Kapamilyas rejoiced this week over the return of their beloved network, ABS-CBN, to free TV.
Now airing as A2Z Channel 11 thanks to a blocktime deal with Zoe Broadcasting Network, the media giant—which still airs on cable TV as the Kapamilya Channel—has given hope to Kapamilyas everywhere that better days have indeed come back.
The return of ABS-CBN to free TV hasn’t been smooth sailing, but for now, they are back. How long they will hang on to the blocktime deal before they get their own frequencies back is a matter that might not be settled until 2022, but at least they are back.
Critics of ABS-CBN may not have taken to this news lightly—mainly the congressmen who were against ABS-CBN’s franchise since the hearings began in June 2020—but they have not made moves in the House of Representatives to once again take ABS-CBN off the air.
Today, we’ll look at how ABS-CBN’s return is good for everyone in the country—critics included.
Revenues and investments will go up
ABS-CBN’s return to free TV gives businesses confidence that they can once again rely on the network to bring more people to them.
Ad agencies now stand to earn more because of ABS-CBN’s return to free TV. Companies like Kantar Philippines—whose media division was supposed to shut down at the end of 2020–regain a significant chunk of its revenue because of the media giant’s return to the airwaves.
These give investors a lot of confidence since advertising will no longer be limited to a handful of networks—especially since most of ABS-CBN’s advertisements did not make their way to other media companies anyway.
MTRCB, who reportedly projected a 40% loss of revenue for 2020, now stands to recoup some of those losses. That 40% came solely from ABS-CBN’s programs that the censor board had to rate. This also means more taxes for the government to collect, something which the network’s critics have always used against them—and they badly need those taxes to fund the government’s current COVID-19 response.
More projects mean more jobs
With ABS-CBN’s return comes the return of jobs that its employees once had. It also marks the return of companies that once worked with ABS-CBN—from food and transportation providers to talent scouts and agencies who provide the extras for the network’s programs.
It also opens up the field for celebrities to have projects outside of what they are doing right now—be it working on new shows or appearances in ABS-CBN’s current shows. Granted, most of them are still afraid of working in TV production during the pandemic, but ABS-CBN is taking its cue from networks like GMA-7, who completed a 4-day shoot for its recently-concluded mini-series I Can See You: The Promise.
Another platform for artistas
Speaking of projects, artistas and their managers now have another station to showcase their talents.
Some artistas who have been loyal to ABS-CBN who have refused to take in projects from other networks now have their mother network to go back to.
New ones, on the other hand, now have the option of going with the current leader, GMA-7, or going to its biggest rival, ABS-CBN. Granted, ABS-CBN’s audience count may not be as high as not everyone knows the existence of Zoe Broadcasting’s channel 11, but it has only been one week since ABS-CBN’s return.
People will catch on.
Competition is once again fierce
Sure, it’s only been one week since ABS-CBN returned to free TV, but that doesn’t mean the competition isn’t heating up.
For the past 2 months, GMA-7 has dominated free TV as far as viewership goes. People haven’t had the choice outside of turning off their TVs and binge-watching YouTube videos.
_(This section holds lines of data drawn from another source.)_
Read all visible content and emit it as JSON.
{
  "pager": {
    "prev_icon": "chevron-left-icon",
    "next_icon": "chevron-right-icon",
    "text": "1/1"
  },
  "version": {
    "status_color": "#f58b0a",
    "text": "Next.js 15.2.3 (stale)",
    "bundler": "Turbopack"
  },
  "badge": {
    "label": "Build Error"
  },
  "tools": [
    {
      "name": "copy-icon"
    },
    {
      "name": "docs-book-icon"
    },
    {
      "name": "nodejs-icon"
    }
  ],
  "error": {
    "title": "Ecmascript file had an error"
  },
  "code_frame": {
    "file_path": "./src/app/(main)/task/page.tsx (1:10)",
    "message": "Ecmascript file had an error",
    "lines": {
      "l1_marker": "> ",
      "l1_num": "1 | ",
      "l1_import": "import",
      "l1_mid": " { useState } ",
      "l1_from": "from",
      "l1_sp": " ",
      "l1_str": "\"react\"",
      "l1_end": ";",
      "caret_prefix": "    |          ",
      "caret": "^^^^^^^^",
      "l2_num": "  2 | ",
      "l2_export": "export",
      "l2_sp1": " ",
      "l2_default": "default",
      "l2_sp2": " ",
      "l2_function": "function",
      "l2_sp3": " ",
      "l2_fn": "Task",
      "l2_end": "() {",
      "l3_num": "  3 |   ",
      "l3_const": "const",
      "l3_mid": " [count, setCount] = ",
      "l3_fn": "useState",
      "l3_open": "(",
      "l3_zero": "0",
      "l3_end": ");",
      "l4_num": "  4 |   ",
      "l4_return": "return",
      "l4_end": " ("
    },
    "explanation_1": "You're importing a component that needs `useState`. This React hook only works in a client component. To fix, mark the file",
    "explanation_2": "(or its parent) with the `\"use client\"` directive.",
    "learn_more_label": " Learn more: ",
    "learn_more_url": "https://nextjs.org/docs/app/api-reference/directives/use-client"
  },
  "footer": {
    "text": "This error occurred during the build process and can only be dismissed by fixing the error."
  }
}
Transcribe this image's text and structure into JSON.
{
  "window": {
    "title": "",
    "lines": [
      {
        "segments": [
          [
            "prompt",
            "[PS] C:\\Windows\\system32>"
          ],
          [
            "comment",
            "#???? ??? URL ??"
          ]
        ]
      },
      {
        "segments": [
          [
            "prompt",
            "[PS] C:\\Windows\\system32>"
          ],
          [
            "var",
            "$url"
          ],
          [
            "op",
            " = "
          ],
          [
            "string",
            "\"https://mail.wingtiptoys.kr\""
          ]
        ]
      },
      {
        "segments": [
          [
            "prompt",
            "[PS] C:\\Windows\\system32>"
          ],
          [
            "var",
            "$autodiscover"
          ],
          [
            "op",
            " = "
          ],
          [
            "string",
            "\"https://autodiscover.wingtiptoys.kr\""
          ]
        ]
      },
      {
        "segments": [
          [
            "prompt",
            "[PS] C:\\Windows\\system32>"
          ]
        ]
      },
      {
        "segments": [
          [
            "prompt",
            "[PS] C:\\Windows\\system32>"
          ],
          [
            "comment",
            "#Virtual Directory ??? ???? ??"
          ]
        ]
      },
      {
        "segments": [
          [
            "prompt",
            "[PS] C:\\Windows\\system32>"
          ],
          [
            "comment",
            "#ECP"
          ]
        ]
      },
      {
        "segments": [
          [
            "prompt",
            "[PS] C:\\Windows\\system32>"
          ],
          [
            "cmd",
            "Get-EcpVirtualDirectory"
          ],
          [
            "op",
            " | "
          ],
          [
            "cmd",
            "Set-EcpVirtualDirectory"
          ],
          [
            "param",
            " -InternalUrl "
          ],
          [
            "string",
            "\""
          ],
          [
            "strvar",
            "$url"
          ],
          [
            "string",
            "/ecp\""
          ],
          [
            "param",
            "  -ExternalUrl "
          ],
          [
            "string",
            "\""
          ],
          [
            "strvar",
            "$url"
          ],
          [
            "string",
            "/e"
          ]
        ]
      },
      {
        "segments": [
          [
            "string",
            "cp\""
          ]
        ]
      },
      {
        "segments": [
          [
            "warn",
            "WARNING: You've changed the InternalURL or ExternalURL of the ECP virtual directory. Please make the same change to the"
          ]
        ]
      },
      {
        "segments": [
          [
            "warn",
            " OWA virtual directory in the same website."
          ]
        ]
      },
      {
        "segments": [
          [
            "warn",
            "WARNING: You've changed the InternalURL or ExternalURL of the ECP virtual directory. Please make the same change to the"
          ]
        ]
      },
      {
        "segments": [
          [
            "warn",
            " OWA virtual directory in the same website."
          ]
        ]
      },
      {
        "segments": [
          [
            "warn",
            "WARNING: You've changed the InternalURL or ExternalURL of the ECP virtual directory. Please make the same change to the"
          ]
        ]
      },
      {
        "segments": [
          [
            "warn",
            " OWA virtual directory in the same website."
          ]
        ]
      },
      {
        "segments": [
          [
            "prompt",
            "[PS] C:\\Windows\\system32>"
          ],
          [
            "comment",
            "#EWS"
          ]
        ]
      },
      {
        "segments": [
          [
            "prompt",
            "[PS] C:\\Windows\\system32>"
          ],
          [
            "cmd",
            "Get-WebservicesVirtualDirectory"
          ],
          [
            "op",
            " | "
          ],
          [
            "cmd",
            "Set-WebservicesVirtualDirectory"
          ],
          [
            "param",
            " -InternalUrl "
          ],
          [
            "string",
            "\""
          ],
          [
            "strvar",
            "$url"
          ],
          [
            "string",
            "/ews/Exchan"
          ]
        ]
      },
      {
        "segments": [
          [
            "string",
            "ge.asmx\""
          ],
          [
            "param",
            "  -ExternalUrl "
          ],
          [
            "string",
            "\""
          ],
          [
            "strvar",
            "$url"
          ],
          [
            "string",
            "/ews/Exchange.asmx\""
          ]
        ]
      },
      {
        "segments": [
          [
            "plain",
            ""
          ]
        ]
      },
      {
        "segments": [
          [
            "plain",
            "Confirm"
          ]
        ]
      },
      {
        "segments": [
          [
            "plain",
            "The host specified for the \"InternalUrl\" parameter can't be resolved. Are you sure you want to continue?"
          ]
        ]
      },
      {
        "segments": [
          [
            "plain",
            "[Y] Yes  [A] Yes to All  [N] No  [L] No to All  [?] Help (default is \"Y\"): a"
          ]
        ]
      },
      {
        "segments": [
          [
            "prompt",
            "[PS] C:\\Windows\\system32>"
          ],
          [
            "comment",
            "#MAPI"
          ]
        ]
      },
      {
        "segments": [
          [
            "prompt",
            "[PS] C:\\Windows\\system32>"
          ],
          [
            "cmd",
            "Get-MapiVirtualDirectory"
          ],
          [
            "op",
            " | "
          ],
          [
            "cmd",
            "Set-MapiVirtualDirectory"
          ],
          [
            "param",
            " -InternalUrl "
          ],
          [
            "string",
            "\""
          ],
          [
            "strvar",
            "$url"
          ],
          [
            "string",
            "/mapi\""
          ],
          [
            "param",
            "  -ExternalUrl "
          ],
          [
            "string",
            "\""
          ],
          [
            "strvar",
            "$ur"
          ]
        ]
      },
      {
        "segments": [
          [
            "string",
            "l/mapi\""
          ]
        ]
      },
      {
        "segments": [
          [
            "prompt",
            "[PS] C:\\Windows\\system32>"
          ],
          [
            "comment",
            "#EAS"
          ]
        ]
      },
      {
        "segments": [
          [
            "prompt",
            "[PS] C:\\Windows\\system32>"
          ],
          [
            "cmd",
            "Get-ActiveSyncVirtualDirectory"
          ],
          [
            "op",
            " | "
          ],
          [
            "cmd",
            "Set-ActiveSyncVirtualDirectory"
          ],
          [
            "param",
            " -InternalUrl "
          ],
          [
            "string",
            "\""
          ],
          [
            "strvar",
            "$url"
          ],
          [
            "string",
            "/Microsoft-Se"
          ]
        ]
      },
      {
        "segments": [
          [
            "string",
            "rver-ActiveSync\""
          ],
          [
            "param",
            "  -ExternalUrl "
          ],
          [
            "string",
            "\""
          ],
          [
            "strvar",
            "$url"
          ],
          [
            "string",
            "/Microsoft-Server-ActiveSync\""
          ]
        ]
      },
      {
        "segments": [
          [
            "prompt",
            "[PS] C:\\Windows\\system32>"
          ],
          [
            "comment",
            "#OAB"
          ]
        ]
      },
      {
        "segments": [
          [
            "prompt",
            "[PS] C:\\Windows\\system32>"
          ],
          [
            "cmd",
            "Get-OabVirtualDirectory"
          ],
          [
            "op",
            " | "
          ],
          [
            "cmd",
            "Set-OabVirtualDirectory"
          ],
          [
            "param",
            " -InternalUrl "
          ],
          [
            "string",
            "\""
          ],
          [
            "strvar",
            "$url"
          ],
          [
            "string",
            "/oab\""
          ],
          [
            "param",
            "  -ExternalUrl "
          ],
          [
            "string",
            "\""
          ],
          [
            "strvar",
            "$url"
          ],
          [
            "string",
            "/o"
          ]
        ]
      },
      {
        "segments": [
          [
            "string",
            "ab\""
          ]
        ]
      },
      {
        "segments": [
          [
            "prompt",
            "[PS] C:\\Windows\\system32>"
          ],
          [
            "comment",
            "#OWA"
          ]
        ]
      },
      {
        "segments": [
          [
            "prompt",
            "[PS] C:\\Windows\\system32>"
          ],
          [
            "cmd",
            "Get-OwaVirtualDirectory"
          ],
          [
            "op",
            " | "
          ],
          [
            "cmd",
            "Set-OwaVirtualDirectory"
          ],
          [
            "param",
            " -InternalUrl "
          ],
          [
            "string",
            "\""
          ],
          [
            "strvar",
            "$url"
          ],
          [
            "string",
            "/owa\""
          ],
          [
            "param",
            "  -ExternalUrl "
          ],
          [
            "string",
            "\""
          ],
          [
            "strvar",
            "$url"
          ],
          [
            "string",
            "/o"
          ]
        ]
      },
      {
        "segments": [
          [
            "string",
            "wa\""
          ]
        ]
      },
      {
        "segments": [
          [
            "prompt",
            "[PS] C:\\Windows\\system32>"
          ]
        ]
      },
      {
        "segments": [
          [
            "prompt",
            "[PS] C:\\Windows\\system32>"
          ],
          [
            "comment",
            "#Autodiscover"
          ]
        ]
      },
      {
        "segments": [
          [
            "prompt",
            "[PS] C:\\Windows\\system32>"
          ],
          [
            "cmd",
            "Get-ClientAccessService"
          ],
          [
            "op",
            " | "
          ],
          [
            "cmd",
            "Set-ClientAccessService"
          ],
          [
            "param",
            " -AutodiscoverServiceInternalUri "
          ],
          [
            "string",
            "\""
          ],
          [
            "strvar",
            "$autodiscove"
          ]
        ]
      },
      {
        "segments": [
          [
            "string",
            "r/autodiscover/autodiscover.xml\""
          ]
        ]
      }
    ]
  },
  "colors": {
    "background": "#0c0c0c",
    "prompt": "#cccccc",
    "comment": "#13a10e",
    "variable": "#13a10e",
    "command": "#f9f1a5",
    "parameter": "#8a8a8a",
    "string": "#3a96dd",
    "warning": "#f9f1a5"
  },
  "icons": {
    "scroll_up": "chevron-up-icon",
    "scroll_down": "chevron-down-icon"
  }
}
TV5 has always been around, but their viewership is middling at best.
With ABS-CBN’s return, it gives people the chance to watch shows from another network—and, in turn, another set of eyes. It also allows businesses to explore ABS-CBN’s pool of talents—writers, directors, artists, etc.—once more, which means
This means both GMA-7 and TV5 will step up their production quality to get people to stay glued to their channels, improving today’s media landscape.
Critics will have something to do—again
By critics, we mean people like partylist representatives Rodante Marcoleta and Mike Defensor—both very vocal about preventing the renewal of ABS-CBN’s franchise.
They’ll once again have their plates full—not that it isn’t, but they will be—because ABS-CBN will no longer be held back by a paywall, i.e. a cable subscription, which not everyone has access to.
Incoming-outgoing (what is it really?) House Speaker Alan Peter Cayetano will also have another reason to work harder to pass the 2021 national budget as fast as possible—within legal and constitutional limits, of course. He will probably ask the House to launch an inquiry on why ABS-CBN was allowed to go back on air despite their franchise application being denied back in July.
Let’s not forget President Rodrigo Duterte and his trusted team—led by Solicitor General Jose Calida, who will no doubt revive the cases he once filed against ABS-CBN.